In turn, the update: and update:with: methods on ActorProxyModel are relayed to its own changed: and changed:with: methods, relaying the change notification to the dependents of the ActorProxyModel, such as its associated morphs.

Synchronous requests to the actor

When morphic calls methods on the actor, it blocks waiting for the reply. In order to avoid some cases of UI lockup, by default ActorProxyModel makes such calls with a five-second timeout.

Stub behavior after actor termination

In some cases, it is necessary for an ActorProxyModel to respond to requests after its associated actor has terminated. Actors may install an ad-hoc dictionary of behavior by calling ActorProxyModel >> #proxyStub:. Following a call to proxyStub:, the ActorProxyModel will no longer invoke its actor, instead preferring to call blocks in the ad-hoc dictionary to respond to morphic model methods.

An example of this can be seen in senders and implementors of MorphActor >> #buildProxyStub.

MorphActor

MorphActor is an Actor behavior responsible for acting as a model to a Morph, mediated by the ActorProxyModel held in the model instance variable.

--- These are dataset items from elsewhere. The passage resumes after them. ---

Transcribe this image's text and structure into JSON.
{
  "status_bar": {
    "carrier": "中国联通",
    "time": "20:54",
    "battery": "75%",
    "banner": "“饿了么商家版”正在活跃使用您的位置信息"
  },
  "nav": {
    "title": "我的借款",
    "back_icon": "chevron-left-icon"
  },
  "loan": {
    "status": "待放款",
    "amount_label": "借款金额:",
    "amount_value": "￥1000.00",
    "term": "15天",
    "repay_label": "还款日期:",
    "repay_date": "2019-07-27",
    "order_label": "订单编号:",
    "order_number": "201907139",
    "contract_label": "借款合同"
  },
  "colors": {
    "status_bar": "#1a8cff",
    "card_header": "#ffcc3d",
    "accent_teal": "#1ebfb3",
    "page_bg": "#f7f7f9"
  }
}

A MorphActor’s associated Morph(s) have model as their model. The model then delegates their requests to the MorphActor, taking care of timeouts, promises, and so forth.

Subclass MorphActor to add application-specific functionality. For example, both DemoSocketTerminal and TerminalOutputMorphActor are subclasses of MorphActor.

Subclasses should implement:

  • buildSpecWith: (mandatory), to produce a build specification for constructing their main Morph. See MorphActor >> #open for the use of buildSpecWith:.
  • customizeMorph:builtWith: (optional), to invoke methods on newly-constructed morphs that were not catered for in the pluggable-spec API.
  • buildProxyStub (optional), to provide custom behavior in case the actor terminates but morphic still needs to access the model in the moments before the view is destroyed.

The postExitCleanup: method of MorphActor destroys its main Morph when the actor terminates.